The President and the Railroads
The first President of the United States to ride on a railroad was Andrew Jackson, when he traveled from Washington DC to Baltimore, Maryland in June 1833. For the next one hundred years, the primary means of Presidential travel was by the railroads, and the railroads were pleased to try to accommodate the men who occupied the Executive Mansion. Those hoping to acquire the office began to use the railroads to campaign, recognizing the ability to reach more voters and deliver their message to them in a shorter time. The first to campaign for office using the railroad was William Henry Harrison in 1836. He lost that election but when he won in 1840 he used the railroad to travel to his inauguration, another first.
By the time of the Lincoln Administration, Presidential rail travel was becoming more common. Lincoln was both a political supporter of the railroads and a former railroad attorney. He traveled by train several times while in office, including to Gettysburg, Pennsylvania to deliver a speech in 1863. Some believe he wrote the speech on the train. Certainly, he worked on it. During Lincoln’s Presidency, a private car was ordered and built for him, named the United States. Lincoln was concerned that the private car, an affectation associated with the wealthy, was the wrong signal to send to the American public while the nation was embroiled in the Civil War. He only rode in it once, when it took him home to Springfield after his assassination in 1865, the first American President to be assassinated in office.
Several succeeding presidents used this and succeeding private cars, some of them provided by railroads eager to develop stronger business ties with the United States government. James Garfield was entering the waiting room of Washington’s Sixth Street Station to board a train when he was shot by Charles Guiteau. Ironically, one of the President’s companions was Robert Todd Lincoln, son of Abraham Lincoln. Garfield had been planning to travel by train to a vacation in New Jersey. He would eventually get the train ride, after months of inept doctoring in Washington he traveled to Elberon, on the Jersey Shore, where he died in September 1881, the first President to die before reaching the age of fifty.
FDR was the first President to have his private railcar designated, by the Secret Service, with the numeral 1 in the later manner of Air Force One, or Marine One. Officially designated Car 1, it was more commonly referred to by the name given by the Pullman Company when it was built, the Ferdinand Magellan. After the government bought the car and sent it to Pullman for modifications to accommodate the President it made extensive security modifications and when they were finished Ferdinand Magellan was the heaviest railcar ever built in the United States.

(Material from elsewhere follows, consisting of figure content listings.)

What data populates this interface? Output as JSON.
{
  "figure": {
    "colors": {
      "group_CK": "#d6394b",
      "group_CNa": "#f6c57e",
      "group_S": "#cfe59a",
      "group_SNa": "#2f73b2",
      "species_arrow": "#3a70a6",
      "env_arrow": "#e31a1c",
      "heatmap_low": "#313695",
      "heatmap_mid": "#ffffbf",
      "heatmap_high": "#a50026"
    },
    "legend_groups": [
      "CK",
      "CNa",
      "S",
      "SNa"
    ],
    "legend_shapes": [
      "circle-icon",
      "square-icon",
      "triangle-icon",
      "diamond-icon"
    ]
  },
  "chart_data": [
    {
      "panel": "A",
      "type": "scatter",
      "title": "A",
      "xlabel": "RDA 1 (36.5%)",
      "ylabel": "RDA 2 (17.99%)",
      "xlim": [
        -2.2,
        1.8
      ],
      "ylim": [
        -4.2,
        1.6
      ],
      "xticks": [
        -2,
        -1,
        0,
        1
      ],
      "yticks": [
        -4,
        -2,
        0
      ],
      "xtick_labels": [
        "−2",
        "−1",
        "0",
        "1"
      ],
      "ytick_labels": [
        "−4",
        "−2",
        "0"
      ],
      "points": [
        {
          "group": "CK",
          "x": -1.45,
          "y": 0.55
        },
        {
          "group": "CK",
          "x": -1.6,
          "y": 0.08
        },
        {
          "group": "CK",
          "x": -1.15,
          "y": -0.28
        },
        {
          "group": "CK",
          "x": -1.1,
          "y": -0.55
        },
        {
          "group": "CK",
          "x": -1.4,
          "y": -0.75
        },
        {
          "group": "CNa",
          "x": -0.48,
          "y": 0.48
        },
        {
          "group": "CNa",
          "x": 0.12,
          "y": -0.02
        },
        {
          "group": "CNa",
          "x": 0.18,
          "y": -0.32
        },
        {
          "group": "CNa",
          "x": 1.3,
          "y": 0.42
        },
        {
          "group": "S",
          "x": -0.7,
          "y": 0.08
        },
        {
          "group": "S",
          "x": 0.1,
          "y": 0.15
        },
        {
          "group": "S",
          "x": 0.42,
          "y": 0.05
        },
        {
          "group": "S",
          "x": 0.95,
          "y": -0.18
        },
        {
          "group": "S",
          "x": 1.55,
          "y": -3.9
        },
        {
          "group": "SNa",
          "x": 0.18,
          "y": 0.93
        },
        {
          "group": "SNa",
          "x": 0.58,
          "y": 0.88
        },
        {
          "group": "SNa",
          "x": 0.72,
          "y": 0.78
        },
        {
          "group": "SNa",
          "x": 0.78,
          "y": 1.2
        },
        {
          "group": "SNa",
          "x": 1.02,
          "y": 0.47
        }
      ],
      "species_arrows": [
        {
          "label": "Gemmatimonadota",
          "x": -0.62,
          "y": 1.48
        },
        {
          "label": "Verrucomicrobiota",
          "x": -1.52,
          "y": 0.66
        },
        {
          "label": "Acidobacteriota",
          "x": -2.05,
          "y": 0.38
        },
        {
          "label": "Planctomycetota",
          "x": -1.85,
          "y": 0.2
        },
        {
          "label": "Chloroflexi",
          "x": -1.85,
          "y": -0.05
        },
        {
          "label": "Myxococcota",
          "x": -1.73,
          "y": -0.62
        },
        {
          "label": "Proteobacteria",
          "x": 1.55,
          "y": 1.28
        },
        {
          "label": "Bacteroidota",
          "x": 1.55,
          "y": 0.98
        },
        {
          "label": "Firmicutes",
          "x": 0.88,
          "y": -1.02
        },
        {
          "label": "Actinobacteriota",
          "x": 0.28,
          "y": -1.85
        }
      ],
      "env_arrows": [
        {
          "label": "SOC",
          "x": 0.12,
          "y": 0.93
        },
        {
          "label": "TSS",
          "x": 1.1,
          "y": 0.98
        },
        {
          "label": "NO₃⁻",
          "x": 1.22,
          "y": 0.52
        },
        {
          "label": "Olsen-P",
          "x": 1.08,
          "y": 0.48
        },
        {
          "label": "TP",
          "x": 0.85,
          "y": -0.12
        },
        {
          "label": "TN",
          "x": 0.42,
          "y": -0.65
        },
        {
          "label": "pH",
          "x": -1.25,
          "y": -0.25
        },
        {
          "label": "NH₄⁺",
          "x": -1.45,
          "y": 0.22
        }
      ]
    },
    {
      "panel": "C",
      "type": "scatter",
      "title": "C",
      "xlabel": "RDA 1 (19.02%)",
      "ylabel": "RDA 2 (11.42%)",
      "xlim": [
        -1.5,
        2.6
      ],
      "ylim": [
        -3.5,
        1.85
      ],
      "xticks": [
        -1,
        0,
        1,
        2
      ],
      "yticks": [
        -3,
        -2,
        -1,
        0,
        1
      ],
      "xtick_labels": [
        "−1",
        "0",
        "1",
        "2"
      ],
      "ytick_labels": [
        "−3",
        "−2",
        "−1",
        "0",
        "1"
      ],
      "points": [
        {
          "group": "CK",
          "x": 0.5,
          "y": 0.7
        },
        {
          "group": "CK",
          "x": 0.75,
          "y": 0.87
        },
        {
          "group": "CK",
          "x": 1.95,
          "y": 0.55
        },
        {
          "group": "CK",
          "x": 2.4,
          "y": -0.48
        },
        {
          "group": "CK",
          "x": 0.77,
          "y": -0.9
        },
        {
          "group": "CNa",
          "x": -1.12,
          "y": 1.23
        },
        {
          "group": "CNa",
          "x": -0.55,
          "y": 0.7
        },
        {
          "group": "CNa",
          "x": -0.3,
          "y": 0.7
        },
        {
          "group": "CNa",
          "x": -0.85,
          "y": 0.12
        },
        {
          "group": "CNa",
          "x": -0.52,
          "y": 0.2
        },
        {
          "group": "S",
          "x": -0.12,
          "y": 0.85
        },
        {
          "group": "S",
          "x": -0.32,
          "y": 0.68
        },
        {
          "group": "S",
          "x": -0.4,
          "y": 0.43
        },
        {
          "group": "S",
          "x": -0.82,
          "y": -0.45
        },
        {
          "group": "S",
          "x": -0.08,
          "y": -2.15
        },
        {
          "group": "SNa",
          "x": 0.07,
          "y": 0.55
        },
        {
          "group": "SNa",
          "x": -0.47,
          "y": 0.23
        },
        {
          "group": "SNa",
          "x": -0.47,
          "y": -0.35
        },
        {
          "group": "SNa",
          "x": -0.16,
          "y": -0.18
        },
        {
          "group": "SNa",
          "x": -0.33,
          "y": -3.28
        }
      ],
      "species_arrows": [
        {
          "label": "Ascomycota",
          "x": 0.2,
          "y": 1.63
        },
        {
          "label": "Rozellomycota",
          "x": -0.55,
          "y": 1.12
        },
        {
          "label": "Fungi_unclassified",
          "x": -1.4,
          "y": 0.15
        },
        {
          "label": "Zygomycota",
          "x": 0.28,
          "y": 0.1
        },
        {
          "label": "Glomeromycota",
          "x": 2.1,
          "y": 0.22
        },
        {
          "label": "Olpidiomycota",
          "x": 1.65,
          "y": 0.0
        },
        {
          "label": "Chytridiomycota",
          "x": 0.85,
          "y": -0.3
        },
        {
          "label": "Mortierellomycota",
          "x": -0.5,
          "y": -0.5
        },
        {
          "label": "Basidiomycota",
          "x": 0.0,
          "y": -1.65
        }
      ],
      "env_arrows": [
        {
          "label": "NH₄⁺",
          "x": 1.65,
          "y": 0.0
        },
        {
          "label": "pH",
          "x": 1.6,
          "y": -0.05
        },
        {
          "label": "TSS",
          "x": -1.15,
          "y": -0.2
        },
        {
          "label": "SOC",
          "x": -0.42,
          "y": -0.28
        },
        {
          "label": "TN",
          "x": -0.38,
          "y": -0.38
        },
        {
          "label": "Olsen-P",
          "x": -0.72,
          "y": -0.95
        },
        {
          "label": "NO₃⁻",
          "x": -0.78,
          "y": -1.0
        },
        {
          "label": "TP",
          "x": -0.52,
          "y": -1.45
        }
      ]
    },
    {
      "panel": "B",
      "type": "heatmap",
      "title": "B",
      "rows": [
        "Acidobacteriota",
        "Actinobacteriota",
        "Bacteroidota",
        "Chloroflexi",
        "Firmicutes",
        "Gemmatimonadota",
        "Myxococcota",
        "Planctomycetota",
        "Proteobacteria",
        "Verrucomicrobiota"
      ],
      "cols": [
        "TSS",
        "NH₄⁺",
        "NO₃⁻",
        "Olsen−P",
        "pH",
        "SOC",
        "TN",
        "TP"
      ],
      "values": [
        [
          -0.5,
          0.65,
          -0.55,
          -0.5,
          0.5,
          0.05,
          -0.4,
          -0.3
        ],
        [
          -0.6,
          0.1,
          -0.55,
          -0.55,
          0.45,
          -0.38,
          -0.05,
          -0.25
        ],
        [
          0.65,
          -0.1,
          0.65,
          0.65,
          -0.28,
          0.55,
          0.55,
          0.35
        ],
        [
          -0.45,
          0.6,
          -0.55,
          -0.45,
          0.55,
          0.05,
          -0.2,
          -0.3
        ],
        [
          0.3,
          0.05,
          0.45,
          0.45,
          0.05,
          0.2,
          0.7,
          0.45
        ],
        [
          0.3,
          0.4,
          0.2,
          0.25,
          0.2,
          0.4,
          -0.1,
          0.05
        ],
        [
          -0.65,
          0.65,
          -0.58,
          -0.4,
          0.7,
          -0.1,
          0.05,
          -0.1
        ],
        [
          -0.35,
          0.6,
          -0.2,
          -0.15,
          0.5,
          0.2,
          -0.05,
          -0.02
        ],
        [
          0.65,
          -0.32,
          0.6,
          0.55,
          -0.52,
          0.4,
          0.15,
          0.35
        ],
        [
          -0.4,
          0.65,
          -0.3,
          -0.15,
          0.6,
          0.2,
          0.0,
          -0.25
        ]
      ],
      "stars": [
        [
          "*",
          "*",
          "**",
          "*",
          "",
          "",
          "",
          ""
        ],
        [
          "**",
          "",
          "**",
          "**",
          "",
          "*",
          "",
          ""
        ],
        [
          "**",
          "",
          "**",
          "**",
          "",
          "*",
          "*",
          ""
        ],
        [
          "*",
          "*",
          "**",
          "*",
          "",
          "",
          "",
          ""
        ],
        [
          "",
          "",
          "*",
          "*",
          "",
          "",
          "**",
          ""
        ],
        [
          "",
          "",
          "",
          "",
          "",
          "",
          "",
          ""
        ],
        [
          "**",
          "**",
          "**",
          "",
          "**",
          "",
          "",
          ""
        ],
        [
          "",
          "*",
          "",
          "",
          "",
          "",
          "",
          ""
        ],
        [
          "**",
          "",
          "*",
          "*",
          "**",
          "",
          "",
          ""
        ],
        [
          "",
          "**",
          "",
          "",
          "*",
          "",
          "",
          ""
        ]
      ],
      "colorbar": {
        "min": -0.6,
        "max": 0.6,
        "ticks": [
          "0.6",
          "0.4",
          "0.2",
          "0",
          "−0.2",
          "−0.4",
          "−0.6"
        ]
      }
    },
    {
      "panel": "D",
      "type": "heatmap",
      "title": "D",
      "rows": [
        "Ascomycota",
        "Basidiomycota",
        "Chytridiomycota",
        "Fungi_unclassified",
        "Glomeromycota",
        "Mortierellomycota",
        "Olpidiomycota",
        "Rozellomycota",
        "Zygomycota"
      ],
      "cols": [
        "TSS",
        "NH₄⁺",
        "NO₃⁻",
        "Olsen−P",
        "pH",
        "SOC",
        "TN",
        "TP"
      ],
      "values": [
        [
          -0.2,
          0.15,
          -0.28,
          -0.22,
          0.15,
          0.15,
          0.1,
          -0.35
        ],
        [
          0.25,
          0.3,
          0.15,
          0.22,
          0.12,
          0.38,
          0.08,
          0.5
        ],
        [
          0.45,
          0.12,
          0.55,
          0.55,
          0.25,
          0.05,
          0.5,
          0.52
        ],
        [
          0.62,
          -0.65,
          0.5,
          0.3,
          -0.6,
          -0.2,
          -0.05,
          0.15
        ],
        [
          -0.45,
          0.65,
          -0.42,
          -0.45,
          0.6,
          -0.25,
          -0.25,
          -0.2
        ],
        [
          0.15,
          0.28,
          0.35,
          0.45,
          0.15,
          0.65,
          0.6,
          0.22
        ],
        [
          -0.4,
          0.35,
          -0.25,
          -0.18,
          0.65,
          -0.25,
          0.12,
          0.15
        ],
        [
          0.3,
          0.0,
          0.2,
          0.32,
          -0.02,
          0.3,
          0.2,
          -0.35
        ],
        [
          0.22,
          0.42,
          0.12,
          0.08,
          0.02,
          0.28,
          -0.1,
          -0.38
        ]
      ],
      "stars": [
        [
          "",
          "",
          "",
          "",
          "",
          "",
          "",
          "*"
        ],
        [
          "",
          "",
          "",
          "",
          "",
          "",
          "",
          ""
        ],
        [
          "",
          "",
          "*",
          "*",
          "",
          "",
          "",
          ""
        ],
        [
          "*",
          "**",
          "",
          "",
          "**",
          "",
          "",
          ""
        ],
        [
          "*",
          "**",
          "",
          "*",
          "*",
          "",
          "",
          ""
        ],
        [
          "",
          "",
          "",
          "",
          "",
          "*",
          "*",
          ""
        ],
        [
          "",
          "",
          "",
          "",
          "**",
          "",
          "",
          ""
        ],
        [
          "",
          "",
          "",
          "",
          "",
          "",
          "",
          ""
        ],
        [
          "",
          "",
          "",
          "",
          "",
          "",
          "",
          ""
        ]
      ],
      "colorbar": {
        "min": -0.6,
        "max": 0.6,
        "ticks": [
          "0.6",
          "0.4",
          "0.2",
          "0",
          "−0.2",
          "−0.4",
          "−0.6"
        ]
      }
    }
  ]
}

FDR loved Car 1 for many reasons, one of which being that when the train pulled into a station for a planned appearance – a whistle-stop – he could step onto the back platform of Ferdinand Magellan supported by an aide, and his wheelchair never made an appearance. Roosevelt would remain standing as the train pulled out of the station, supporting himself on the platform rail with one hand and waving with the other, a bit of Presidential subterfuge concealing the fact that he was in fact largely confined to a wheelchair, the first President to suffer from such a disability. Roosevelt, as had been Lincoln, was carried to his grave in his private railcar.